Our Value
Saturday, 08 August 2009 13:39
A splinter group of Chinese lawyers, frustrated by official interference in their work, is pushing Beijing's government-controlled bar association to hold open elections, complaining that the organization doesn't safeguard their rights.
The disaffected lawyers have in recent days circulated petitions online, sent text messages and letters, and tried to mobilize their colleagues to urge the Beijing Lawyers' Association to hold free and fair elections for senior officers later this year.
Their campaign faces long odds. Only 56 out of Beijing's 16,000 lawyers have so far signed up.
But their struggle highlights the growing assertiveness of lawyers in a legal system tightly controlled by the communist government.

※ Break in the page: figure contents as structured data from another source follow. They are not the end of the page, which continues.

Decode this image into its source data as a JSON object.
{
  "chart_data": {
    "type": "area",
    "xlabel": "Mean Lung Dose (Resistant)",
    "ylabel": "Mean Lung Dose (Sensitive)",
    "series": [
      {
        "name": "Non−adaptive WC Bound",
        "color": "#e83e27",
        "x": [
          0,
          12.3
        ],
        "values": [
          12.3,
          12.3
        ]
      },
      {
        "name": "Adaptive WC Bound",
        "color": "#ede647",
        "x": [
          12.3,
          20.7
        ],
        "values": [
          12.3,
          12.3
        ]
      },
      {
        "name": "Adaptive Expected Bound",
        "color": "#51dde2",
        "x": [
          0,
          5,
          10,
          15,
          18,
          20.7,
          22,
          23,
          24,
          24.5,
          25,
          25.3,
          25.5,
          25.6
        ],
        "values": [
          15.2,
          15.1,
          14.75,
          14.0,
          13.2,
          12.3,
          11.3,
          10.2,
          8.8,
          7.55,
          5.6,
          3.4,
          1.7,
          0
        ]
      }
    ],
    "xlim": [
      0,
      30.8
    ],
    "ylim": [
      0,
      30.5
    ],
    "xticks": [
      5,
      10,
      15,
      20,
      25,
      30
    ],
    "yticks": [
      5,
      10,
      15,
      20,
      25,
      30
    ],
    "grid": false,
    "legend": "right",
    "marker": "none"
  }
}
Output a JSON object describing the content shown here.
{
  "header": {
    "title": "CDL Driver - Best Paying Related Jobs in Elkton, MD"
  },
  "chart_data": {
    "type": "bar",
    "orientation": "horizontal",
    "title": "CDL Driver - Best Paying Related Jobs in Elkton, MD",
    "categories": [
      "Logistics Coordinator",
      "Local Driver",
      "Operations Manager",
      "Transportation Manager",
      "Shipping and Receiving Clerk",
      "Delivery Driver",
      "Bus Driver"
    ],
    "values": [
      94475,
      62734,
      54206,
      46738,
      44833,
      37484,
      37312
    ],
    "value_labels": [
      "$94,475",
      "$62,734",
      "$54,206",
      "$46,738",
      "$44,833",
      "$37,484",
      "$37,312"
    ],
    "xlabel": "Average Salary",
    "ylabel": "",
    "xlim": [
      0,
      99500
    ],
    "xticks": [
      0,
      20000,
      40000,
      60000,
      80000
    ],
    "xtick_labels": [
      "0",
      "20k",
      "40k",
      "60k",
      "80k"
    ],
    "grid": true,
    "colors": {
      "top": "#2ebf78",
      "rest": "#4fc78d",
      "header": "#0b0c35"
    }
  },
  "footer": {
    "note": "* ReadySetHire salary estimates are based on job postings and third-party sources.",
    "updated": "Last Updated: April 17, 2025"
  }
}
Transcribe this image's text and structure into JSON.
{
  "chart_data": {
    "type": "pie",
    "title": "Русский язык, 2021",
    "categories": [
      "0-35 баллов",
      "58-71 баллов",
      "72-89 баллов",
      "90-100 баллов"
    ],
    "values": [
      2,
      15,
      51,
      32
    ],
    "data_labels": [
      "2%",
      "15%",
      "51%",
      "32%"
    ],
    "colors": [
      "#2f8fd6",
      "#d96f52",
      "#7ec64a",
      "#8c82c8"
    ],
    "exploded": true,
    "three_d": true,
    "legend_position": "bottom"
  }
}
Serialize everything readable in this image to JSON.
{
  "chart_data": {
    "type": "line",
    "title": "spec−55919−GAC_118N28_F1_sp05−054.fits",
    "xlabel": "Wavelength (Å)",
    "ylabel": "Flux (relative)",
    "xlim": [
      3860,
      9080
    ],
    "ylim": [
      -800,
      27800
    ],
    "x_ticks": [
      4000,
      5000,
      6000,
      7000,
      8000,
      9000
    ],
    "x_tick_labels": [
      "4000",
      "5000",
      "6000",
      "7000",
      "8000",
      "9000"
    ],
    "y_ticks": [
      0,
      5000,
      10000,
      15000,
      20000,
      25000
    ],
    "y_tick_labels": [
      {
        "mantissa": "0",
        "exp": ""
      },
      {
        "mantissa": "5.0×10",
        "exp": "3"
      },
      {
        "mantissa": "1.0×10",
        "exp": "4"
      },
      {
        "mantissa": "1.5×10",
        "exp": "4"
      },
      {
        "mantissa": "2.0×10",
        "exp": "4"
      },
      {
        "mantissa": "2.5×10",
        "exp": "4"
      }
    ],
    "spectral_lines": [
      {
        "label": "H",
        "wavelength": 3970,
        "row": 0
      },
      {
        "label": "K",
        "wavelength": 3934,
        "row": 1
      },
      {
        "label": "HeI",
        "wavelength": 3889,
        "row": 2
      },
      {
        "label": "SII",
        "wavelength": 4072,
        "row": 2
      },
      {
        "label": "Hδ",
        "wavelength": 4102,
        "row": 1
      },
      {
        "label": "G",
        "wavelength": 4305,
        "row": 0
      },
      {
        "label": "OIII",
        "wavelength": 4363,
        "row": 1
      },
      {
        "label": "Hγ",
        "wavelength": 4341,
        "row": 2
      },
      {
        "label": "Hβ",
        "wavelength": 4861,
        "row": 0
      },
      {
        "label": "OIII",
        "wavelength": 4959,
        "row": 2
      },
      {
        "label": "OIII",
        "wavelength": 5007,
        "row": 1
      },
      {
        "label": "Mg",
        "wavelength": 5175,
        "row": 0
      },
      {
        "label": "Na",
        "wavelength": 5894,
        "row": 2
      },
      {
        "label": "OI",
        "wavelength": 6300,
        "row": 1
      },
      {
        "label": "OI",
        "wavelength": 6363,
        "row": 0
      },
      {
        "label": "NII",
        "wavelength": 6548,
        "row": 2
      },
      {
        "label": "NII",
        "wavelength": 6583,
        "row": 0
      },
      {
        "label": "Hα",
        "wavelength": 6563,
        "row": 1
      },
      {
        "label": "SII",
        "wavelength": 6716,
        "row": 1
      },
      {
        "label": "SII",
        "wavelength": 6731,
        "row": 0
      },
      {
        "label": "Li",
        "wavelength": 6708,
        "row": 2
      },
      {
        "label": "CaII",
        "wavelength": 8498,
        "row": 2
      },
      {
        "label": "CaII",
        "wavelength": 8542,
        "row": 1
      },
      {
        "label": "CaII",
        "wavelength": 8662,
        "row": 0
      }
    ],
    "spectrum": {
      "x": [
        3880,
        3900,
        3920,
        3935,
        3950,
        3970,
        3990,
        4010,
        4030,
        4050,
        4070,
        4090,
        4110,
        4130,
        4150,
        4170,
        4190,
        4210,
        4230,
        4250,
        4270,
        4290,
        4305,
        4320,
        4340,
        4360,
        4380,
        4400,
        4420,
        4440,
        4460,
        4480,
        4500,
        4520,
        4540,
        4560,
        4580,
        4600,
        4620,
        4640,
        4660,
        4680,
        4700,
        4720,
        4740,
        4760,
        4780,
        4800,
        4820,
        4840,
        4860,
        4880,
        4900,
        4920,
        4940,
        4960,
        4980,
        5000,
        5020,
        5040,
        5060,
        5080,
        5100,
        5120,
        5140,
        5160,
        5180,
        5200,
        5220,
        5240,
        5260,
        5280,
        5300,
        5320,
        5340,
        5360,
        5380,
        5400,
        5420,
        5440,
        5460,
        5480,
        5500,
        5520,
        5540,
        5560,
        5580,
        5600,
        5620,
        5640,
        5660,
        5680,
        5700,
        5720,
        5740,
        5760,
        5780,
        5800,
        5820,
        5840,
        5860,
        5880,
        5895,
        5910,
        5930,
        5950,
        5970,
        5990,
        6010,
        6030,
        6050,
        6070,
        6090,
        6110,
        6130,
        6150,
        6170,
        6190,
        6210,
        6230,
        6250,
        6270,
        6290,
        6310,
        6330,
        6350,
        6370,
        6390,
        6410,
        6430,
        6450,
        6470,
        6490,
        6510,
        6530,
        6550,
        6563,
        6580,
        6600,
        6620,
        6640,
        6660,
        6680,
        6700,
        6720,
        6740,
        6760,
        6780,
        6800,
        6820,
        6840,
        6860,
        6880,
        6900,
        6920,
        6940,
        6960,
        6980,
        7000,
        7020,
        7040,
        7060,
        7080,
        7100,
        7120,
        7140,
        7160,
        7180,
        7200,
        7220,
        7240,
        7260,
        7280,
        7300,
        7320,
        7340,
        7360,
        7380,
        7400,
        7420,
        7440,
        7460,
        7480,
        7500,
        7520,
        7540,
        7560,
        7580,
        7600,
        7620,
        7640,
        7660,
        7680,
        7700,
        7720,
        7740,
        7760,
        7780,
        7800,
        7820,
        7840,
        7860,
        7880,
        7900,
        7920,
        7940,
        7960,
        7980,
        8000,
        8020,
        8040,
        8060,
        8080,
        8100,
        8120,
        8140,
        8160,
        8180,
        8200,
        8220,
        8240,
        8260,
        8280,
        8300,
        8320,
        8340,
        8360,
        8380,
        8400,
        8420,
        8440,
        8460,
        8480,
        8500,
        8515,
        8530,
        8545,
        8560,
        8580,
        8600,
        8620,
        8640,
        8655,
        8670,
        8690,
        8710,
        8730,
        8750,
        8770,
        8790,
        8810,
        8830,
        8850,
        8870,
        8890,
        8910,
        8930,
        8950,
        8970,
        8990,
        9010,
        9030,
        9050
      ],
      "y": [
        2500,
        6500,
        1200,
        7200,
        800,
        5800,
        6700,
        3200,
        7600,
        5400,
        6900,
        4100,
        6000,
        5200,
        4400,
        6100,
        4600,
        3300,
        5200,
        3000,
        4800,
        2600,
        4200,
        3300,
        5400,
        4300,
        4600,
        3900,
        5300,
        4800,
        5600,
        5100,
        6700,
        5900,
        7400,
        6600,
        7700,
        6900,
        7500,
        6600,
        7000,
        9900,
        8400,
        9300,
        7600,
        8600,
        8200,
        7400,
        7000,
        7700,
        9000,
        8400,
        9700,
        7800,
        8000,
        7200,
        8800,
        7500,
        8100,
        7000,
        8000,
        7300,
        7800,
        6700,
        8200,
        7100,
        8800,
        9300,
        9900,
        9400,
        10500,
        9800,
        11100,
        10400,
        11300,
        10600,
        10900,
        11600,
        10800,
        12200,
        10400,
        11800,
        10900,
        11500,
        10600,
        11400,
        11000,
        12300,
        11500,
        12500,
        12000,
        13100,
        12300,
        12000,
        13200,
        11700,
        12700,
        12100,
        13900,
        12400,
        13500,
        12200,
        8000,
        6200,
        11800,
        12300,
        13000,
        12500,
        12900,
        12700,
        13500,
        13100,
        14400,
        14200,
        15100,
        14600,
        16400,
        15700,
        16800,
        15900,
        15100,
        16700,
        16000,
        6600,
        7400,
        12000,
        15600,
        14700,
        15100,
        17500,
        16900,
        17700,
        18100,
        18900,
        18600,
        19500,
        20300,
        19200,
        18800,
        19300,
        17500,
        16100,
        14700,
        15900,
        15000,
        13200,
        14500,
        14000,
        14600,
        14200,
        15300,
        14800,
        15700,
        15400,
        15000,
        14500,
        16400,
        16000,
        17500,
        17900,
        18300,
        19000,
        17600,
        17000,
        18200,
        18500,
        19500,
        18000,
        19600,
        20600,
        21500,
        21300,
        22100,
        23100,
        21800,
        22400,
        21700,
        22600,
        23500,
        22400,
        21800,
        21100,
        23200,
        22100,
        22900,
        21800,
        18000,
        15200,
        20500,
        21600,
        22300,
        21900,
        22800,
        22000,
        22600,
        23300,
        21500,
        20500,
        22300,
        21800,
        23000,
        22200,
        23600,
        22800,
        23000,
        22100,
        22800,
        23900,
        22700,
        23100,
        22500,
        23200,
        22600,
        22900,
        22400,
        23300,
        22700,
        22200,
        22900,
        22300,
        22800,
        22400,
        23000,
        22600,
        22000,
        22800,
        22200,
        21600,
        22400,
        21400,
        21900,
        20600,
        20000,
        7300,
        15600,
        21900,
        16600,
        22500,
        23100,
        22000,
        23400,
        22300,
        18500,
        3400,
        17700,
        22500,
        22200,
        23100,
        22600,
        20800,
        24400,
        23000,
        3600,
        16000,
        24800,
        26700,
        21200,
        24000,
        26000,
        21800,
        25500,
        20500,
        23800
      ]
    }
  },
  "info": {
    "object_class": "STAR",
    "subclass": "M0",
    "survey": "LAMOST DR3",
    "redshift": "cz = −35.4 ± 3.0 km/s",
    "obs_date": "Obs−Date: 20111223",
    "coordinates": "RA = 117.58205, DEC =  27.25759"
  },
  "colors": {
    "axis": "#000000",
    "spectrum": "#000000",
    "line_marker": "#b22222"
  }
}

Activist lawyers have in recent years been at the forefront of the fight to use the law to press for civil liberties and combat abuses of power. At least one other association has already started to have more open elections.
"I think it's indicative of these larger battles just for the bar associations themselves to become more autonomous, more professional, and more representative of the lawyers' interest," said Randy Peerenboom, a law professor at La Trobe University in Melbourne, Australia.
Tussles between lawyers and authorities are made worse, lawyers and rights activists said, because bar associations often act in the government's interests or at least are powerless to intervene on behalf of their members.
In Beijing, lawyers say the association is generally secretive about its proceedings and is beholden to the city's Justice Bureau.
Police in the southern city of Haikou denied Cheng Hai, an attorney who signed the petition, permission in June to see two clients being detained in a land dispute, despite laws that guarantee lawyers' rights to meet their clients. Cheng said he did not ask his association for help because it did not do anything in 2006 when he was being pressured to drop a high-profile case — the defense of a blind activist.